Mise à jour le 3 janvier 2026 à 06h00 : Une nouvelle intelligence artificielle promet de révolutionner le dépistage des maladies cardiovasculaires chez les femmes, en analysant directement les mammographies. Cette avancée pourrait permettre une détection plus précoce et réduire les inégalités d’accès au diagnostic.
- Les maladies cardiovasculaires restent la première cause de décès chez les femmes dans le monde, avec environ 9 millions de morts chaque année.
- Un modèle d’apprentissage automatique analyse les mammographies pour prédire le risque cardiaque féminin, sans nécessiter d’examens complémentaires.
- Cette approche combinée, associant dépistage du cancer du sein et évaluation du risque cardiovasculaire, pourrait optimiser les ressources et améliorer la santé des femmes.
Les maladies cardiovasculaires continuent de représenter un défi majeur de santé publique, particulièrement chez les femmes. Bien qu’elles soient responsables d’environ 9 millions de décès annuels à travers le monde, les symptômes et les facteurs de risque sont souvent moins bien reconnus chez les patientes que chez les hommes. Cette sous-estimation conduit fréquemment à un retard dans le diagnostic et la prise en charge. De plus, de nombreuses femmes ne bénéficient pas d’une évaluation régulière de leur risque cardiovasculaire, ce qui complique la détection précoce.
Des recherches récentes menées par des scientifiques ont permis de développer un outil prometteur : un nouveau modèle d’apprentissage automatique capable de prédire le risque de maladie cardiaque chez les femmes en analysant les images de mammographie. L’équipe du George Institute for Global Health (Sydney, Australie), en collaboration avec l’Université de Nouvelle-Galles du Sud (Sydney, Australie), a mis au point un algorithme d’apprentissage profond qui identifie des marqueurs de risque cardiovasculaire directement sur les mammographies.
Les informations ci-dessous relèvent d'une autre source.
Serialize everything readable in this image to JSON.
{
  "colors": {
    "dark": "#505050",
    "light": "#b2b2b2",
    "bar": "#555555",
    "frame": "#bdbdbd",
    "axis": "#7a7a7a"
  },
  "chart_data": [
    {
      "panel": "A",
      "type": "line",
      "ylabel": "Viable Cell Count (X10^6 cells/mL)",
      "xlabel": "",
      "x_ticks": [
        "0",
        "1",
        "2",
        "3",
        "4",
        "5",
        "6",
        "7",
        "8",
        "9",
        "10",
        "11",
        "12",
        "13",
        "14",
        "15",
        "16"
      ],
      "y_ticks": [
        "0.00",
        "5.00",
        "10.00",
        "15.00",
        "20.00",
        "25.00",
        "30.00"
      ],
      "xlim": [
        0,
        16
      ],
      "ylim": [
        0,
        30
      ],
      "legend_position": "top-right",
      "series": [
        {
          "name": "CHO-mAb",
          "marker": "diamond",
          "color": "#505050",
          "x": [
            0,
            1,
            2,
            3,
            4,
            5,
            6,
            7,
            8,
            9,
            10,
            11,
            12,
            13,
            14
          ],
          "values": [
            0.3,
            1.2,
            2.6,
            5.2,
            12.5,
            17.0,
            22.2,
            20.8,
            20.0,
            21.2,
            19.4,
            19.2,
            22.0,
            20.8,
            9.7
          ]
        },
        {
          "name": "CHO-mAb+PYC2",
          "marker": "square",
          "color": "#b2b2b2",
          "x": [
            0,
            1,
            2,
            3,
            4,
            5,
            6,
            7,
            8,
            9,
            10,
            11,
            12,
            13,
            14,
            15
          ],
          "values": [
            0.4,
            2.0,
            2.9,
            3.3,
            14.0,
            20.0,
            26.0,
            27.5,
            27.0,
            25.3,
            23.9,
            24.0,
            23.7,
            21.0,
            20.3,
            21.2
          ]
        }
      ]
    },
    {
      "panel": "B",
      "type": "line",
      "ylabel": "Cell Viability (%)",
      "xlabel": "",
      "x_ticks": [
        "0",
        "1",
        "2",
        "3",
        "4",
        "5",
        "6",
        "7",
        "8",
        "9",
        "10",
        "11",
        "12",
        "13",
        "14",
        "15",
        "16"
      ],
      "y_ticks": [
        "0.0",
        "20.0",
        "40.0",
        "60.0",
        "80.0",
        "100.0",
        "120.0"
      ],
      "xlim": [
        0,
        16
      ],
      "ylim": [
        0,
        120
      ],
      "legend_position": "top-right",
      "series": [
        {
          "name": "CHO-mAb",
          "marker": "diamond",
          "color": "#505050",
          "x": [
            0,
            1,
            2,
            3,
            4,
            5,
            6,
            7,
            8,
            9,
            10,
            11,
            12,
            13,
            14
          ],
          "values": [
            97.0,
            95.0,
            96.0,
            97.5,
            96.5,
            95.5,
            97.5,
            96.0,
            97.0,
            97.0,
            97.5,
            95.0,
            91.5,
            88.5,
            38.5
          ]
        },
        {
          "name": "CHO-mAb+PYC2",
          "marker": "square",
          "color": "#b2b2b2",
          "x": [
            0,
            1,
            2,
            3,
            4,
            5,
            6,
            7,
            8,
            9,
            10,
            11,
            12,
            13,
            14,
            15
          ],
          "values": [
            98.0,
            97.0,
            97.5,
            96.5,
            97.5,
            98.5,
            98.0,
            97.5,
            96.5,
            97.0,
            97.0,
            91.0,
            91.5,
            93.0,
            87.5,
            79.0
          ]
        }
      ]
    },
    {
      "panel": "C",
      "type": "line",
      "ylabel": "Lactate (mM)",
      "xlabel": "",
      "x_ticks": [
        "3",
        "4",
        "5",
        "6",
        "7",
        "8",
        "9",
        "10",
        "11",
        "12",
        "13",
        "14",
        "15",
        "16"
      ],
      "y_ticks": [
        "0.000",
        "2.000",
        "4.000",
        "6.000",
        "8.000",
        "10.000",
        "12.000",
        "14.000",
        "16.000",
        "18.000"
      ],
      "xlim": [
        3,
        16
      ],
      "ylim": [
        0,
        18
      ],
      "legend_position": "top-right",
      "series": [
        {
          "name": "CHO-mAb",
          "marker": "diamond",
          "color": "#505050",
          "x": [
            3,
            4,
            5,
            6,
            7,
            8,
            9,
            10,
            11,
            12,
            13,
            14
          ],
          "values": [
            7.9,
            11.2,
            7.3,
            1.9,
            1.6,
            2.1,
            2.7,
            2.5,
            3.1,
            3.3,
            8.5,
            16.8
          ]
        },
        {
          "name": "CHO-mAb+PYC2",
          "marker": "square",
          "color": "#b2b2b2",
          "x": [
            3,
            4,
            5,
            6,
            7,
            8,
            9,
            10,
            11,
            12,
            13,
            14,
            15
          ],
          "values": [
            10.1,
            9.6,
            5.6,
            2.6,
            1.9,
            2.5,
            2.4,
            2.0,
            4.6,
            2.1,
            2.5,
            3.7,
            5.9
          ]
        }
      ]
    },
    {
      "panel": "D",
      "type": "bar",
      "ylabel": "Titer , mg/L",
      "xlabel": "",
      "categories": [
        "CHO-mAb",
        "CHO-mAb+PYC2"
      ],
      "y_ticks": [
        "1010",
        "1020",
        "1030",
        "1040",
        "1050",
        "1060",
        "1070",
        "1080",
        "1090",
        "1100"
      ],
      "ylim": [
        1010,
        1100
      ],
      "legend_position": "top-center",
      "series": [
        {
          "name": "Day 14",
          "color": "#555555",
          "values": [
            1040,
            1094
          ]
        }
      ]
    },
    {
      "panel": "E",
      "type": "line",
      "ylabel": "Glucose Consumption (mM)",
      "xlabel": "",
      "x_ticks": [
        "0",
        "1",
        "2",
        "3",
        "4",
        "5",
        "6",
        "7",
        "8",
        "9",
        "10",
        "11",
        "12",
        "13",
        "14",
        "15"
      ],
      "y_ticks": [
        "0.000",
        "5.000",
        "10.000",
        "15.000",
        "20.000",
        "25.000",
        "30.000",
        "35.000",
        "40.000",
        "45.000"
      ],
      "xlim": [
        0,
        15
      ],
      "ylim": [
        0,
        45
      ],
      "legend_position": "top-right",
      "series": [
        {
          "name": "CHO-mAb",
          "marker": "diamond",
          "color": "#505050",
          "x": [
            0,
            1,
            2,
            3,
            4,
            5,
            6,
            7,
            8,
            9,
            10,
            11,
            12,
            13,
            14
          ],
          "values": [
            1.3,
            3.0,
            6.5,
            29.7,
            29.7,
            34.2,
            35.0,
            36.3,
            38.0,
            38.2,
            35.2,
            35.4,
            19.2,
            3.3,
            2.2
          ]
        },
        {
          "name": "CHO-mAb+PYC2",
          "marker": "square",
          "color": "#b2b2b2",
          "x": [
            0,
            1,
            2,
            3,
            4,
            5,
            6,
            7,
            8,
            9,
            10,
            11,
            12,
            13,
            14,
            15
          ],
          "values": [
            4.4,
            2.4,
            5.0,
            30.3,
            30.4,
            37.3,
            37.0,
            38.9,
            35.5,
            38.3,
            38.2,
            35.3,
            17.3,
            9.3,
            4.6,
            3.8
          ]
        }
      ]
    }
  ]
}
Contrairement aux méthodes traditionnelles qui nécessitent un ensemble important de données cliniques – tension artérielle, taux de cholestérol, antécédents familiaux – ce modèle innovant se base uniquement sur les caractéristiques radiologiques de la mammographie et l’âge de la patiente. Cette approche « deux en un » permet d’optimiser l’utilisation des ressources médicales en combinant deux examens de dépistage essentiels.
« Il existe une idée reçue selon laquelle les maladies cardiovasculaires touchent principalement les hommes, ce qui entraîne un sous-diagnostic et un sous-traitement chez les femmes », explique la professeure Clare Arnott, directrice mondiale du programme cardiovasculaire au George Institute for Global Health.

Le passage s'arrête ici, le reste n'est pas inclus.